Modern Religious Conflicts
Even in recent times, Christianity has been invoked to justify violence:
- In Northern Ireland, the Troubles (1968-1998) pitted Protestants against Catholics in a conflict that claimed over 3,500 lives
- In Bosnia, some Christian Serbs committed atrocities against Bosnian Muslims in the 1990s, justifying ethnic cleansing with religious rhetoric
- In Central Africa, the Lord’s Resistance Army claimed Christian inspiration while committing horrific human rights abuses
The contradiction of Holy War
Perhaps the most profound aspect of wars fought in Christianity’s name is their fundamental contradiction with Jesus’s core teachings:
- “Love your enemies, do good to those who hate you” (Luke 6:27)
- “Blessed are the peacemakers, for they will be called children of God” (Matthew 5:9)
- “Put your sword back in its place, for all who draw the sword will die by the sword” (Matthew 26:52)
The early Christian church was largely pacifist for its first three centuries. Only after Christianity became Rome’s state religion did theologians like Augustine develop “just war” theories that allowed Christians to fight under certain circumstances.
Lessons from blood-stained history
The history of wars fought in Christianity’s name serves as a sobering reminder of religion’s potential for both inspiration and corruption. These conflicts demonstrate how readily foundational teachings of peace can be set aside when political power, territorial ambition, and human fear of difference come into play.

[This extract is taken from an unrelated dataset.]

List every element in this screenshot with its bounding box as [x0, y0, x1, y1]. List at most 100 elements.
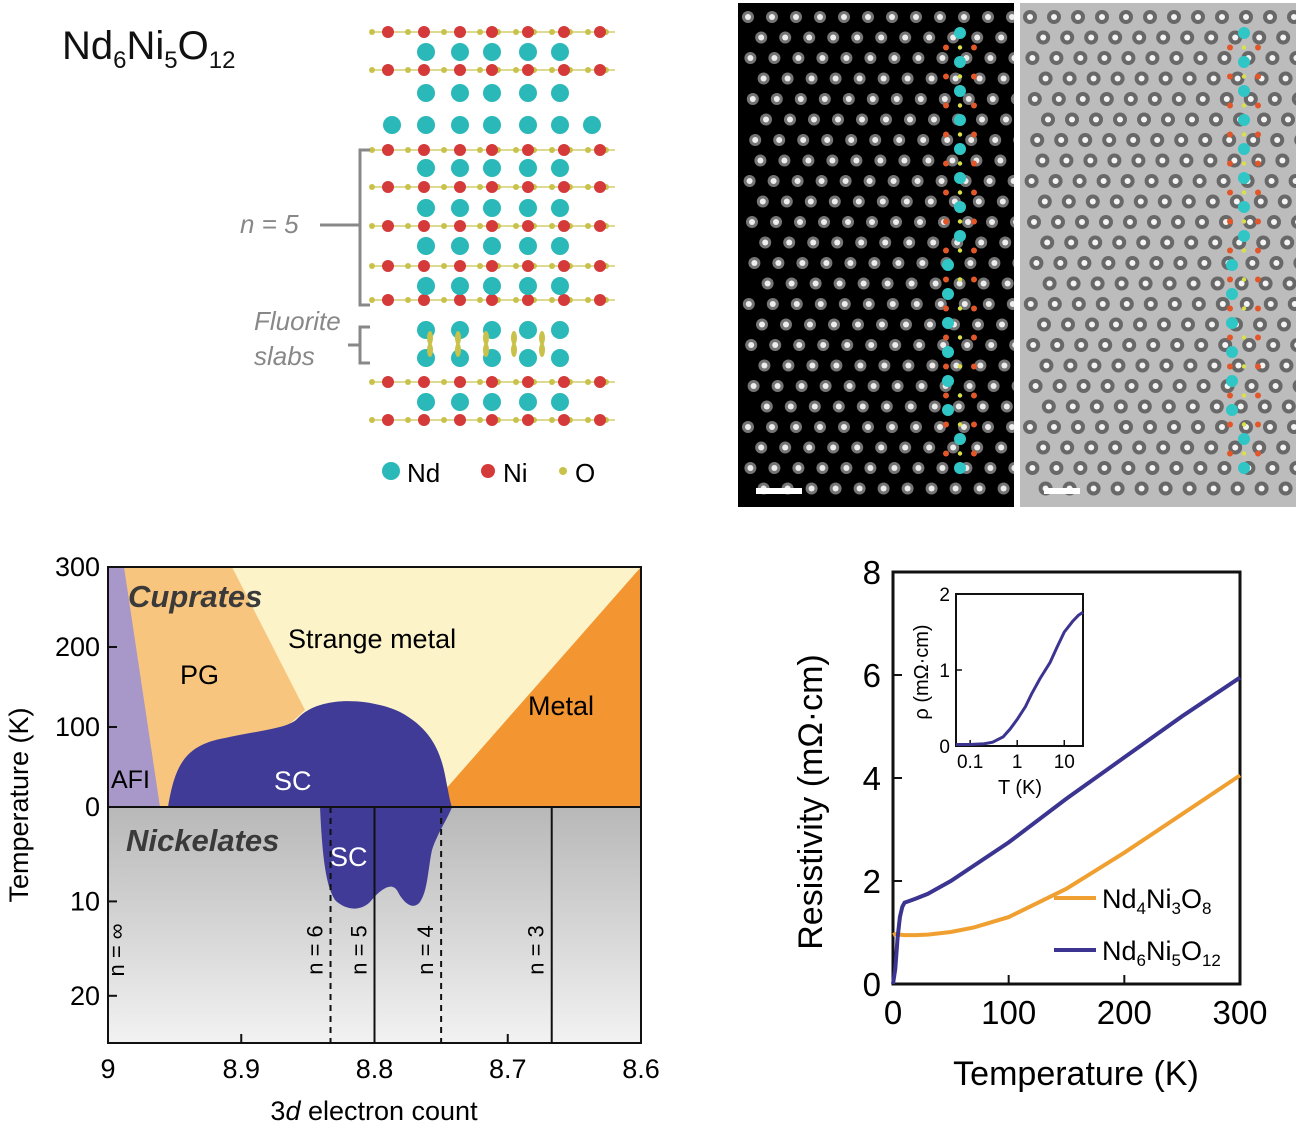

This historical accounting is not meant to single out Christianity—virtually all major religions have been used to justify violence at various points. Rather, it highlights the universal human tendency to corrupt spiritual teachings for worldly purposes.
The legacy of these wars continues to influence global politics, interfaith relations, and cultural identities today. By acknowledging this complex and often troubling history, Christians and non-Christians alike can work toward ensuring that religion serves as a force for peace rather than a justification for violence.